Store the data more than 1TB per day

(雪中的凤凰) #1

Hi Team,

Can elasticsearch store big data more than 1TB per day?
When the data corrupt, this corrupted data have backup??

Thanks and best regards

(David Pilato) #2

Yes. I heard about someone indexing 10m docs per second.

You have replicas in elasticsearch.
You can snapshot/restore data.
More than that you can create hourly indices for example and in the worse case you can just drop the corrupted hourly index if it’s ok for your use case.
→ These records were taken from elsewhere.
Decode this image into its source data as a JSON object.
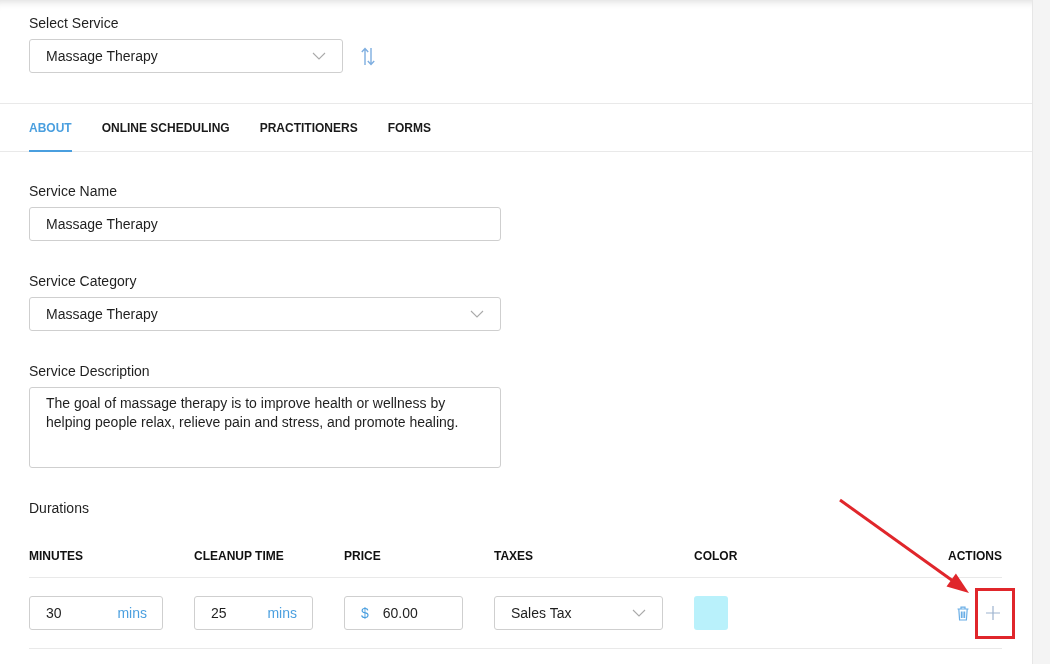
{
  "select_service": {
    "label": "Select Service",
    "value": "Massage Therapy"
  },
  "tabs": [
    {
      "label": "ABOUT",
      "selected": true
    },
    {
      "label": "ONLINE SCHEDULING",
      "selected": false
    },
    {
      "label": "PRACTITIONERS",
      "selected": false
    },
    {
      "label": "FORMS",
      "selected": false
    }
  ],
  "fields": [
    {
      "kind": "text",
      "label": "Service Name",
      "value": "Massage Therapy"
    },
    {
      "kind": "select",
      "label": "Service Category",
      "value": "Massage Therapy"
    },
    {
      "kind": "textarea",
      "label": "Service Description",
      "value": "The goal of massage therapy is to improve health or wellness by helping people relax, relieve pain and stress, and promote healing."
    }
  ],
  "durations": {
    "title": "Durations",
    "columns": [
      "MINUTES",
      "CLEANUP TIME",
      "PRICE",
      "TAXES",
      "COLOR",
      "ACTIONS"
    ],
    "rows": [
      {
        "minutes": {
          "value": "30",
          "unit": "mins"
        },
        "cleanup_time": {
          "value": "25",
          "unit": "mins"
        },
        "price": {
          "prefix": "$",
          "value": "60.00"
        },
        "taxes": "Sales Tax",
        "color": "#b9f1fb",
        "actions": [
          {
            "kind": "delete",
            "highlighted": false
          },
          {
            "kind": "add",
            "highlighted": true
          }
        ]
      }
    ]
  }
}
But the team has been working very hard to reduce that risk of corruption.

(雪中的凤凰) #3

After the data corrupted, still can snapshot/restore the data?

(David Pilato) #4

It depends on what you mean by corrupted I guess.
The way elasticsearch works is by writing immutable files. If you snapshot every 10 minutes for example you will end up with valid backup.
If for whatever reason one of the new created immutable file gets corrupted (which is unlikely going to happen) you will always being able to restore a previous point of time of your index.
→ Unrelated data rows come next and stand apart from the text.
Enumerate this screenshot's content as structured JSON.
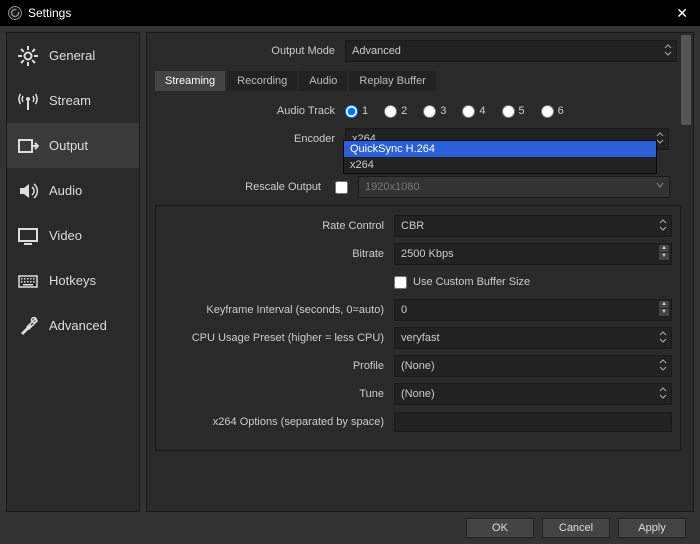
{
  "window": {
    "title": "Settings"
  },
  "sidebar": {
    "items": [
      {
        "label": "General"
      },
      {
        "label": "Stream"
      },
      {
        "label": "Output"
      },
      {
        "label": "Audio"
      },
      {
        "label": "Video"
      },
      {
        "label": "Hotkeys"
      },
      {
        "label": "Advanced"
      }
    ]
  },
  "output_mode": {
    "label": "Output Mode",
    "value": "Advanced"
  },
  "tabs": [
    {
      "label": "Streaming"
    },
    {
      "label": "Recording"
    },
    {
      "label": "Audio"
    },
    {
      "label": "Replay Buffer"
    }
  ],
  "audio_track": {
    "label": "Audio Track",
    "options": [
      "1",
      "2",
      "3",
      "4",
      "5",
      "6"
    ],
    "selected": "1"
  },
  "encoder": {
    "label": "Encoder",
    "value": "x264",
    "dropdown_open": true,
    "options": [
      "QuickSync H.264",
      "x264"
    ],
    "highlighted": "QuickSync H.264"
  },
  "rescale": {
    "label": "Rescale Output",
    "checked": false,
    "value": "1920x1080"
  },
  "group": {
    "rate_control": {
      "label": "Rate Control",
      "value": "CBR"
    },
    "bitrate": {
      "label": "Bitrate",
      "value": "2500 Kbps"
    },
    "custom_buffer": {
      "label": "Use Custom Buffer Size",
      "checked": false
    },
    "keyframe": {
      "label": "Keyframe Interval (seconds, 0=auto)",
      "value": "0"
    },
    "cpu_preset": {
      "label": "CPU Usage Preset (higher = less CPU)",
      "value": "veryfast"
    },
    "profile": {
      "label": "Profile",
      "value": "(None)"
    },
    "tune": {
      "label": "Tune",
      "value": "(None)"
    },
    "x264_opts": {
      "label": "x264 Options (separated by space)",
      "value": ""
    }
  },
  "buttons": {
    "ok": "OK",
    "cancel": "Cancel",
    "apply": "Apply"
  }
}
But what is your fear exactly?

(雪中的凤凰) #5

is it will dynamically and automatically be discovered? without snapshot ourself

(David Pilato) #6

I don’t understand

(雪中的凤凰) #7

it like distribution map. Elasticsearch got this function?

(Christian Dahlqvist) #8

Elastic manages this through the use of primary and replica shards, and distributes these automatically across the cluster. I would recommend that you read this chapter from Elasticsearch: the definitive guide to get a better understanding.

(system) #9

This topic was automatically closed 28 days after the last reply. New replies are no longer allowed.